When should I claim Social Security to maximise my benefit?

This is one of the most searched questions in retirement planning — and for good reason. The short answer: every year you delay claiming Social Security past your full retirement age (which is 67 for anyone born in 1960 or later), your benefit grows by approximately 8% per year, up until age 70. That is a guaranteed, inflation-adjusted return that is very hard to beat.

If you have not yet claimed and are between ages 62 and 70, May is a good time to request your personalised Social Security statement at ssa.gov to see your projected benefit at different claiming ages. If you are already claimed and wondering whether you made the right call — most of the time, the best move now is to optimise around your existing benefit rather than dwell on past decisions.

For married couples, the higher earner delaying to 70 also maximises the survivor benefit — an often-overlooked factor that can make a huge difference for a surviving spouse’s financial security.

Your May financial checklist at a glance

Here is a simple list to work through this month:

  • Review your April tax return for surprises and adjust 2026 withholding if needed
  • Confirm your 2026 RMD amount and schedule withdrawals to avoid a year-end crunch
  • Check for IRMAA on your Medicare bill and appeal if your income dropped in 2025
  • Verify your Medicare Part B payment method is current
  • Pull your Social Security statement at ssa.gov if you have not claimed yet
  • Talk to a tax advisor about Roth conversions before mid-year income events

Retirement finances reward the people who stay one step ahead. May is your chance to do exactly that.
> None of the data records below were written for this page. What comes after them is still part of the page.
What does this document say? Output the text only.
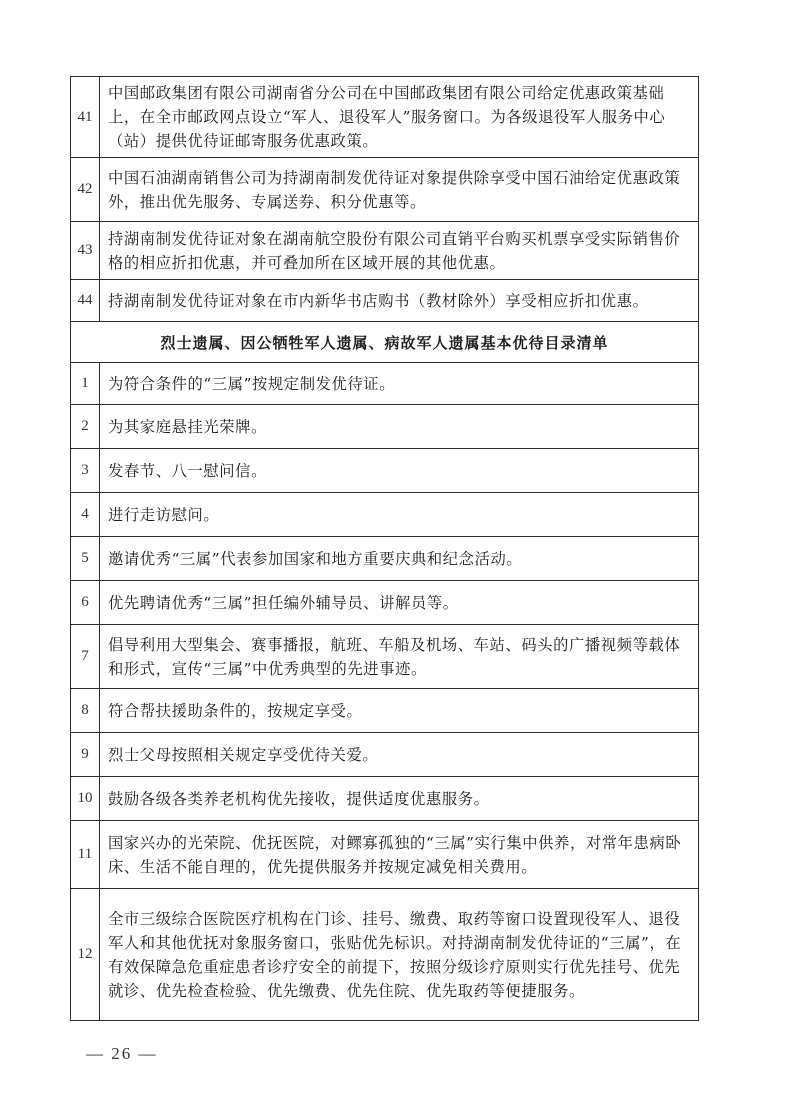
41	中国邮政集团有限公司湖南省分公司在中国邮政集团有限公司给定优惠政策基础上，在全市邮政网点设立“军人、退役军人”服务窗口。为各级退役军人服务中心（站）提供优待证邮寄服务优惠政策。
42	中国石油湖南销售公司为持湖南制发优待证对象提供除享受中国石油给定优惠政策外，推出优先服务、专属送券、积分优惠等。
43	持湖南制发优待证对象在湖南航空股份有限公司直销平台购买机票享受实际销售价格的相应折扣优惠，并可叠加所在区域开展的其他优惠。
44	持湖南制发优待证对象在市内新华书店购书（教材除外）享受相应折扣优惠。
烈士遗属、因公牺牲军人遗属、病故军人遗属基本优待目录清单	
1	为符合条件的“三属”按规定制发优待证。
2	为其家庭悬挂光荣牌。
3	发春节、八一慰问信。
4	进行走访慰问。
5	邀请优秀“三属”代表参加国家和地方重要庆典和纪念活动。
6	优先聘请优秀“三属”担任编外辅导员、讲解员等。
7	倡导利用大型集会、赛事播报，航班、车船及机场、车站、码头的广播视频等载体和形式，宣传“三属”中优秀典型的先进事迹。
8	符合帮扶援助条件的，按规定享受。
9	烈士父母按照相关规定享受优待关爱。
10	鼓励各级各类养老机构优先接收，提供适度优惠服务。
11	国家兴办的光荣院、优抚医院，对鳏寡孤独的“三属”实行集中供养，对常年患病卧床、生活不能自理的，优先提供服务并按规定减免相关费用。
12	全市三级综合医院医疗机构在门诊、挂号、缴费、取药等窗口设置现役军人、退役军人和其他优抚对象服务窗口，张贴优先标识。对持湖南制发优待证的“三属”，在有效保障急危重症患者诊疗安全的前提下，按照分级诊疗原则实行优先挂号、优先就诊、优先检查检验、优先缴费、优先住院、优先取药等便捷服务。
— 26 —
Frequently Asked Questions

When should I claim Social Security to maximise my benefit?

For most people, delaying Social Security until age 70 produces the largest possible monthly benefit, because benefits grow roughly 8% for each year you delay past your full retirement age (67 for those born in 1960 or later). If you are in good health and can cover living expenses from other sources, waiting typically pays off — especially for the higher earner in a married couple, since delaying also maximises the survivor benefit.

How much of my Social Security benefit is taxable?

Up to 85% of your Social Security benefit may be subject to federal income tax if your combined income (adjusted gross income plus nontaxable interest plus half your Social Security) exceeds $34,000 for single filers or $44,000 for married couples filing jointly. Below those thresholds, either 0% or 50% of your benefit is taxable. Note that some states also tax Social Security, so check your state rules.

What are the RMD rules for 2025 and 2026?

Required minimum distributions must be taken annually from traditional IRAs and most employer retirement accounts once you reach age 73. For 2026, the deadline for your annual RMD is December 31, with one exception: if you turned 73 in 2025 and delayed your first RMD, it was due April 1, 2026, and your second RMD is still due December 31, 2026. Missing an RMD triggers a 25% excise tax on the amount not withdrawn.

How do I avoid Medicare IRMAA surcharges?

IRMAA surcharges are based on your income from two years prior, so the best long-term strategy is managing taxable income — for example, using Roth conversions, timing asset sales, and spreading RMDs across years to stay below the thresholds ($106,000 single / $212,000 married for 2026). If your income dropped significantly due to a life event such as retirement or divorce, you can file IRS Form SSA-44 to appeal your IRMAA and potentially reduce your premium sooner.

What is the Medicare Part B premium for 2025?

The standard Medicare Part B premium for 2025 is $185.00 per month, which represents an increase from $174.70 in 2024. Higher-income enrollees pay more due to IRMAA surcharges. The 2026 premium is typically announced in the fall; most enrollees have the premium automatically deducted from their Social Security payment each month.